Large-scale machine learning models are at the center of many technologies. They can generate images and text convincing enough to pass for a human's work. It took a lot of time and power to develop the models. If DALL-E 2 were trained on Amazon Web Services, it would cost around 130,000 dollars for two weeks of training.
Smaller companies struggle to keep up, which is why many turn to "ai-as-a-service" vendors that handle the challenging work of creating models. Assemblyai is a speech-to-text and text analysis vendor.
The Series B round was led by Insight Partners and included participation from Y Combinator and Stripe. According to Dylan Fox, the founder and CEO of AssemblyAI, the company has raised $64 million so far and is investing to grow its research and engineering teams.
After 2 years working on machine learning for collaboration products, Fox founded Assemblyai. He started YouGive1 to reward customers with product offers in exchange for donations.
After seeing how limited and low-accuracy the available options were, Fox started AssemblyAI. The company wants to research and deploy cutting-edge artificial intelligence models for natural language processing and speech recognition, and expose those models to developers in very simple software development kits and APIs that are free and easy to use.
Assemblyai has services in over 80 languages for automatic transcription, topic detection, and content moderation, as well as auto chapters, which break down audio and video files into chapters with summaries for each. At a relatively low cost, developers can use the platform to perform tasks such as identify the speakers in this conversation or check the podcasts for banned content.
The image is from Assemblyai.
The models are being trained on hundreds of graphics cards. Larger models are more sophisticated than smaller ones. He said that they continue to improve the accuracy of all of their models and launch new ones. It is possible to learn from a random sample of a customer's data in order to improve over time.

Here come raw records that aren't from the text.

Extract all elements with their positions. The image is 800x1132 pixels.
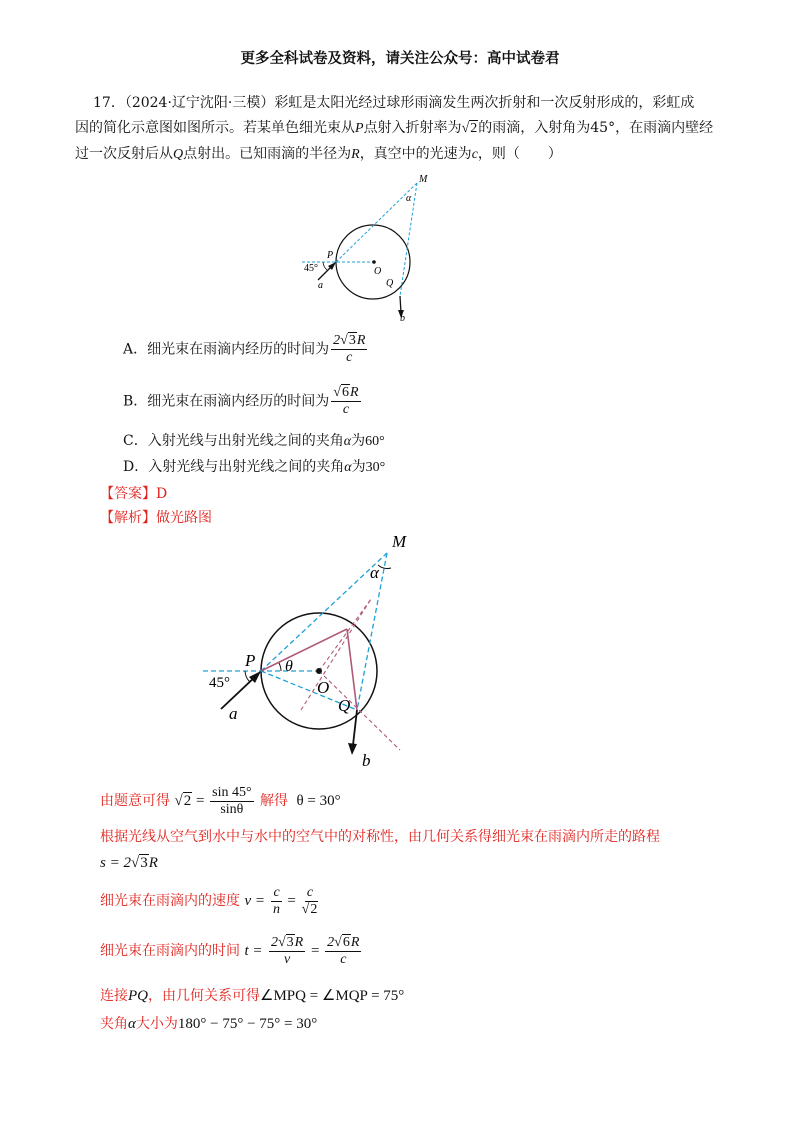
label-a: a [318, 280, 323, 291]
question-source: （2024·辽宁沈阳·三模） [124, 95, 275, 111]
option-C[interactable]: C．入射光线与出射光线之间的夹角α为60° [123, 433, 385, 449]
label-b: b [400, 313, 405, 324]
answer-label: 【答案】 [100, 486, 156, 502]
label-45: 45° [304, 263, 318, 274]
analysis-text: 做光路图 [156, 510, 212, 526]
solution-step-6: 连接PQ，由几何关系可得∠MPQ = ∠MQP = 75° [100, 988, 405, 1004]
solution-step-5: 细光束在雨滴内的时间 t = $\frac{2√3R}{v}$ = $\frac{2√6R}{c}$ [100, 935, 360, 967]
label-theta: θ [285, 658, 293, 675]
arrow-b-icon [348, 743, 357, 755]
label-O: O [374, 266, 382, 277]
answer-line [100, 483, 167, 503]
analysis-label: 【解析】 [100, 510, 156, 526]
solution-step-2: 根据光线从空气到水中与水中的空气中的对称性，由几何关系得细光束在雨滴内所走的路程 [100, 829, 660, 845]
question-line-1 [93, 91, 733, 116]
label-a: a [229, 704, 238, 723]
question-text: 彩虹是太阳光经过球形雨滴发生两次折射和一次反射形成的，彩虹成 [274, 95, 695, 111]
center-dot [316, 668, 322, 674]
label-M: M [419, 174, 428, 185]
question-number: 17． [93, 95, 125, 111]
label-alpha: α [370, 563, 379, 582]
solution-step-1: 由题意可得 √2 = $\frac{\sin 45^\circ}{\sin\theta}$ 解得 θ = 30° [100, 785, 341, 817]
solution-step-4: 细光束在雨滴内的速度 v = $\frac{c}{n}$ = $\frac{c}{√2}$ [100, 885, 318, 917]
incident-extension [261, 553, 387, 671]
option-A[interactable]: A．细光束在雨滴内经历的时间为 $\frac{2√3R}{c}$ [123, 333, 366, 365]
incident-extension [336, 183, 417, 262]
solution-step-3: s = 2√3R [100, 855, 158, 871]
page-header: 更多全科试卷及资料，请关注公众号：高中试卷君 [240, 50, 560, 67]
analysis-line [100, 507, 212, 527]
sqrt-2: √2 [461, 121, 478, 136]
label-M: M [392, 532, 407, 551]
label-P: P [327, 250, 334, 261]
option-D[interactable]: D．入射光线与出射光线之间的夹角α为30° [123, 459, 386, 475]
label-Q: Q [338, 696, 351, 715]
answer-value: D [156, 486, 168, 502]
label-alpha: α [406, 193, 412, 204]
exit-ray-b [353, 710, 357, 745]
center-dot [372, 260, 376, 264]
raindrop-figure-large [195, 525, 435, 775]
label-Q: Q [386, 278, 394, 289]
raindrop-figure-small [290, 170, 440, 330]
solution-step-7: 夹角α大小为180° − 75° − 75° = 30° [100, 1016, 318, 1032]
label-O: O [317, 678, 330, 697]
question-block [93, 91, 733, 116]
question-line-2: 因的简化示意图如图所示。若某单色细光束从P点射入折射率为√2的雨滴，入射角为45°，在雨滴内壁经 [75, 120, 714, 136]
option-B[interactable]: B．细光束在雨滴内经历的时间为 $\frac{√6R}{c}$ [123, 385, 359, 417]
label-P: P [245, 651, 256, 670]
normal-bottom [319, 671, 400, 750]
question-line-3: 过一次反射后从Q点射出。已知雨滴的半径为R，真空中的光速为c，则（ ） [75, 146, 562, 162]
label-b: b [362, 751, 371, 770]
label-45: 45° [209, 675, 230, 691]
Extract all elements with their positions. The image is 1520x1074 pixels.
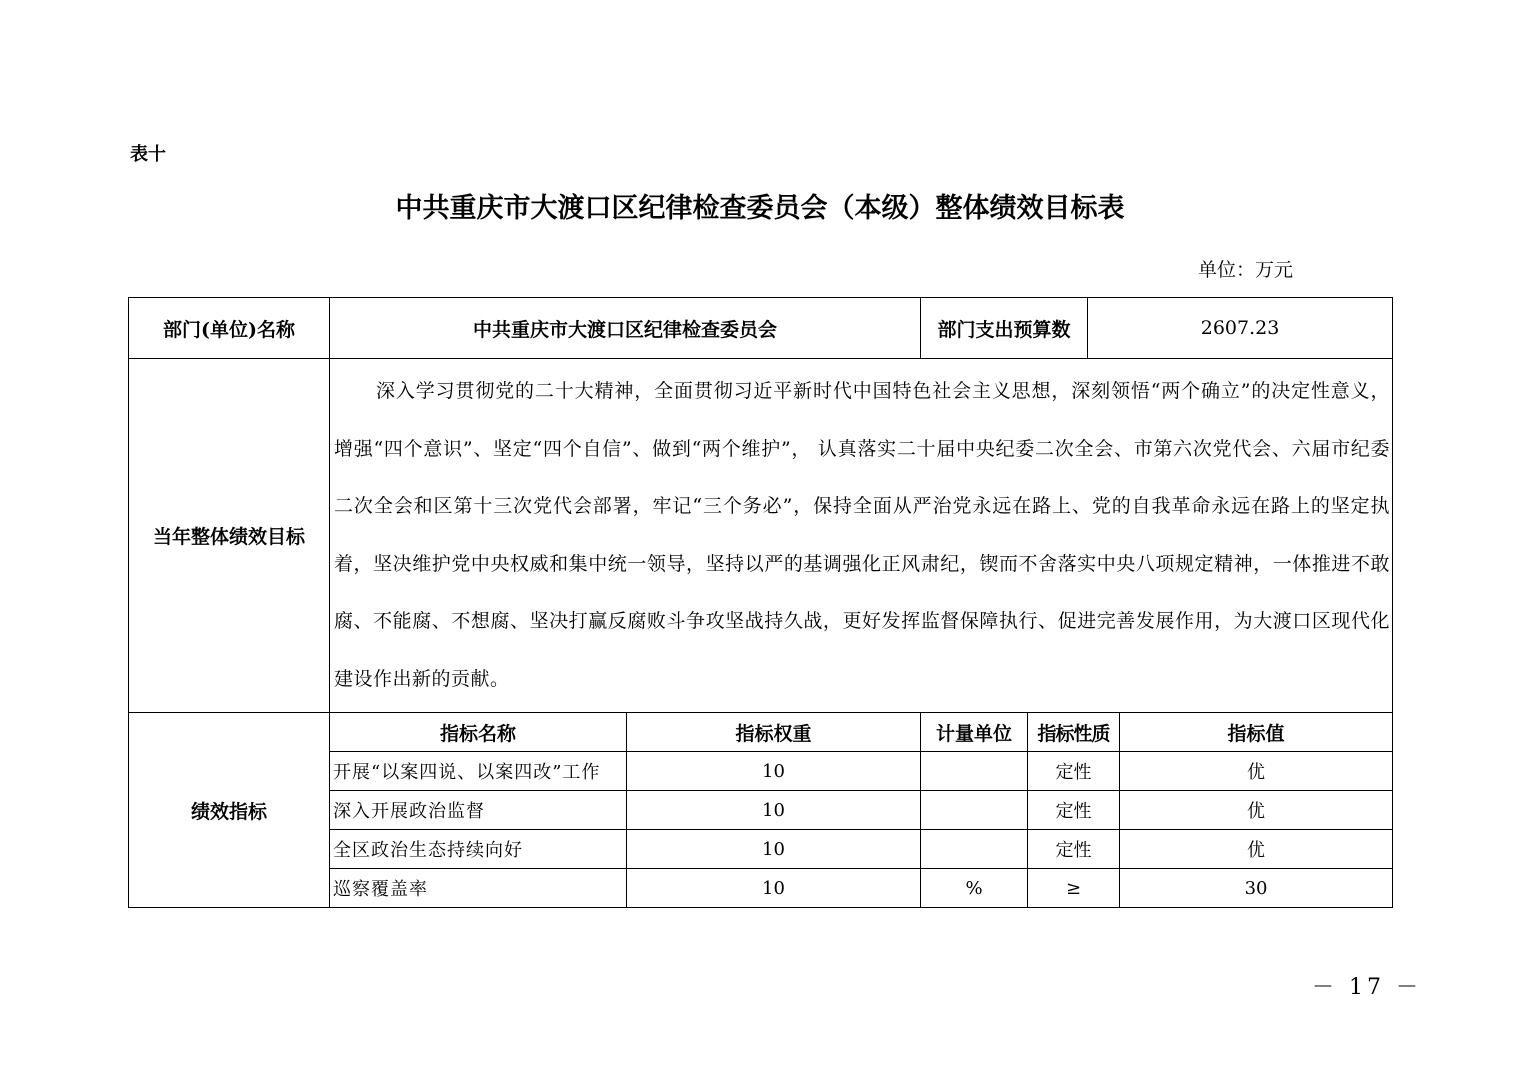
indicator-weight: 10 bbox=[627, 791, 921, 830]
goal-label: 当年整体绩效目标 bbox=[129, 359, 330, 713]
indicator-weight: 10 bbox=[627, 830, 921, 869]
performance-target-table bbox=[128, 297, 1393, 908]
page-number: － 17 － bbox=[1312, 975, 1422, 1000]
indicator-value: 优 bbox=[1120, 830, 1393, 869]
budget-value: 2607.23 bbox=[1088, 298, 1393, 359]
dept-row bbox=[129, 298, 1393, 359]
indicator-nature: ≥ bbox=[1028, 869, 1120, 908]
table-number-label: 表十 bbox=[130, 144, 166, 165]
dept-name-label: 部门(单位)名称 bbox=[129, 298, 330, 359]
indicator-value: 30 bbox=[1120, 869, 1393, 908]
indicator-unit bbox=[921, 830, 1028, 869]
document-title: 中共重庆市大渡口区纪律检查委员会（本级）整体绩效目标表 bbox=[395, 193, 1125, 224]
indicator-nature: 定性 bbox=[1028, 752, 1120, 791]
indicator-name: 深入开展政治监督 bbox=[330, 791, 627, 830]
indicator-nature: 定性 bbox=[1028, 791, 1120, 830]
indicator-value: 优 bbox=[1120, 752, 1393, 791]
indicator-header-row bbox=[129, 713, 1393, 752]
budget-label: 部门支出预算数 bbox=[921, 298, 1088, 359]
indicator-unit bbox=[921, 752, 1028, 791]
goal-text: 深入学习贯彻党的二十大精神，全面贯彻习近平新时代中国特色社会主义思想，深刻领悟“两个确立”的决定性意义，增强“四个意识”、坚定“四个自信”、做到“两个维护”， 认真落实二十届中央纪委二次全会、市第六次党代会、六届市纪委二次全会和区第十三次党代会部署，牢记“三个务必”，保持全面从严治党永远在路上、党的自我革命永远在路上的坚定执着，坚决维护党中央权威和集中统一领导，坚持以严的基调强化正风肃纪，锲而不舍落实中央八项规定精神，一体推进不敢腐、不能腐、不想腐、坚决打赢反腐败斗争攻坚战持久战，更好发挥监督保障执行、促进完善发展作用，为大渡口区现代化建设作出新的贡献。 bbox=[330, 359, 1393, 713]
indicator-value: 优 bbox=[1120, 791, 1393, 830]
dept-name-value: 中共重庆市大渡口区纪律检查委员会 bbox=[330, 298, 921, 359]
col-indicator-value: 指标值 bbox=[1120, 713, 1393, 752]
indicator-name: 巡察覆盖率 bbox=[330, 869, 627, 908]
indicator-unit: % bbox=[921, 869, 1028, 908]
indicator-nature: 定性 bbox=[1028, 830, 1120, 869]
unit-label: 单位：万元 bbox=[1198, 259, 1294, 281]
col-indicator-name: 指标名称 bbox=[330, 713, 627, 752]
col-measure-unit: 计量单位 bbox=[921, 713, 1028, 752]
indicator-name: 开展“以案四说、以案四改”工作 bbox=[330, 752, 627, 791]
indicators-label: 绩效指标 bbox=[129, 713, 330, 908]
indicator-name: 全区政治生态持续向好 bbox=[330, 830, 627, 869]
col-indicator-weight: 指标权重 bbox=[627, 713, 921, 752]
indicator-unit bbox=[921, 791, 1028, 830]
indicator-weight: 10 bbox=[627, 869, 921, 908]
col-indicator-nature: 指标性质 bbox=[1028, 713, 1120, 752]
goal-row bbox=[129, 359, 1393, 713]
indicator-weight: 10 bbox=[627, 752, 921, 791]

There are other players in the bustlingai-as-a-service sector. Sayso created an application that could change the accent of English in near-real time. Not for nothing, Amazon, Microsoft, and others have a number of products that target applications like text analysis, image recognition, text-to-speech, and more.

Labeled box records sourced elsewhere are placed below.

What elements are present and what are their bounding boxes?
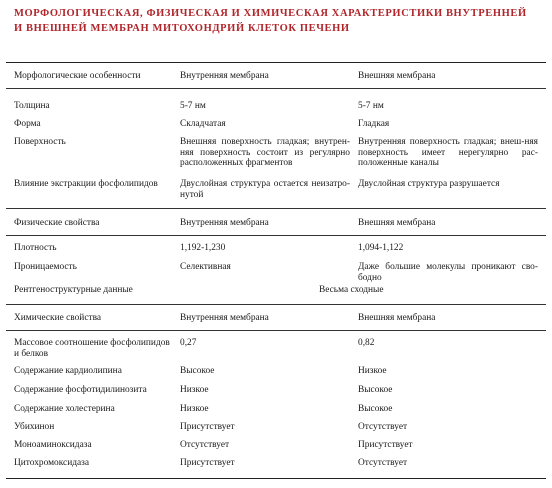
phys-row-outer: Даже большие молекулы проникают сво-бодно	[358, 262, 538, 283]
morph-row-inner: Внешняя поверхность гладкая; внутрен-няя поверхность состоит из регулярно расположенных фрагментов	[180, 137, 350, 168]
chem-row-outer: Высокое	[358, 404, 393, 414]
morph-row-label: Толщина	[14, 101, 50, 111]
chem-row-outer: Высокое	[358, 385, 393, 395]
chem-row-label: Убихинон	[14, 422, 55, 432]
chem-header-outer: Внешняя мембрана	[358, 313, 436, 323]
chem-row-label: Массовое соотношение фосфолипидов и белков	[14, 338, 170, 359]
chem-row-inner: Отсутствует	[180, 440, 230, 450]
chem-row-outer: Присутствует	[358, 440, 413, 450]
phys-header-rule	[6, 235, 546, 236]
chem-header-inner: Внутренняя мембрана	[180, 313, 269, 323]
morph-header-label: Морфологические особенности	[14, 71, 141, 81]
bottom-rule	[6, 478, 546, 479]
section-rule	[6, 304, 546, 305]
morph-row-inner: Двуслойная структура остается неизатро-нутой	[180, 179, 350, 200]
phys-row-label: Проницаемость	[14, 262, 77, 272]
morph-row-outer: Гладкая	[358, 119, 390, 129]
chem-row-outer: Низкое	[358, 366, 387, 376]
section-rule	[6, 208, 546, 209]
phys-row-inner: Селективная	[180, 262, 231, 272]
chem-row-inner: Высокое	[180, 366, 215, 376]
chem-row-inner: 0,27	[180, 338, 197, 348]
chem-row-label: Моноаминоксидаза	[14, 440, 92, 450]
morph-header-rule	[6, 88, 546, 89]
phys-header-outer: Внешняя мембрана	[358, 218, 436, 228]
chem-header-label: Химические свойства	[14, 313, 102, 323]
morph-row-outer: Двуслойная структура разрушается	[358, 179, 500, 189]
phys-row-outer: 1,094-1,122	[358, 243, 404, 253]
morph-row-inner: Складчатая	[180, 119, 226, 129]
morph-row-label: Влияние экстракции фосфолипидов	[14, 179, 158, 189]
title-line-1: МОРФОЛОГИЧЕСКАЯ, ФИЗИЧЕСКАЯ И ХИМИЧЕСКАЯ ХАРАКТЕРИСТИКИ ВНУТРЕННЕЙ	[14, 8, 527, 19]
chem-row-label: Содержание фосфотидилинозита	[14, 385, 147, 395]
morph-header-outer: Внешняя мембрана	[358, 71, 436, 81]
morph-row-outer: 5-7 нм	[358, 101, 384, 111]
chem-row-label: Содержание холестерина	[14, 404, 115, 414]
phys-header-label: Физические свойства	[14, 218, 100, 228]
chem-row-inner: Низкое	[180, 404, 209, 414]
chem-row-outer: Отсутствует	[358, 458, 408, 468]
phys-row-label: Плотность	[14, 243, 57, 253]
chem-row-outer: 0,82	[358, 338, 375, 348]
morph-row-outer: Внутренняя поверхность гладкая; внеш-няя поверхность имеет нерегулярно рас-положенные каналы	[358, 137, 538, 168]
phys-row-inner: 1,192-1,230	[180, 243, 226, 253]
chem-row-inner: Присутствует	[180, 458, 235, 468]
xray-value: Весьма сходные	[319, 285, 384, 295]
xray-label: Рентгеноструктурные данные	[14, 285, 133, 295]
morph-row-label: Форма	[14, 119, 41, 129]
chem-row-inner: Низкое	[180, 385, 209, 395]
top-rule	[6, 62, 546, 63]
table-title	[14, 6, 544, 36]
morph-header-inner: Внутренняя мембрана	[180, 71, 269, 81]
phys-header-inner: Внутренняя мембрана	[180, 218, 269, 228]
chem-row-label: Содержание кардиолипина	[14, 366, 122, 376]
chem-header-rule	[6, 330, 546, 331]
morph-row-inner: 5-7 нм	[180, 101, 206, 111]
chem-row-label: Цитохромоксидаза	[14, 458, 90, 468]
chem-row-outer: Отсутствует	[358, 422, 408, 432]
chem-row-inner: Присутствует	[180, 422, 235, 432]
morph-row-label: Поверхность	[14, 137, 66, 147]
title-line-2: И ВНЕШНЕЙ МЕМБРАН МИТОХОНДРИЙ КЛЕТОК ПЕЧЕНИ	[14, 23, 350, 34]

The rise of remote work is one of the reasons that AssemblyAI continues to grow at a rapid rate. He notes that audio and video is being incorporated into many products. P roduct teams are looking for ways to build high value features on top of audio and video data.
These features look like trust and safety teams at social media companies, as well as automated content moderation at advertising platforms and telephony companies building smarter contact center platforms. AssemblyAI is quickly becoming the go-to platform for these product teams to be able to ship these artificial intelligence infused features on top of audio and video data within their products.
According to Fox, Assemblyai now has hundreds of paying customers. The user base has gone up 3x while revenue has gone up 3x.
Fox said that they were processing millions of calls a day. Over the next six months, we will triple our research team and invest millions of dollars into hardware to train larger and more complex artificial intelligence models.
AssemblyAI will be well positioned for the coming year, according to Fox. At a time when layoffs are becoming a regular occurrence and financing is hard to come by, Assemblyai will nearly double the size of its team by the end of the year.
We closed our Series A funding just a few months ago, but weren't actively raising money. Fox said that they had been in touch with Rebecca from Insight and that she would help them further. As the market opens, we need to be able to both establish ourselves as the dominant provider in this space, as well as support the growing expectations of customers.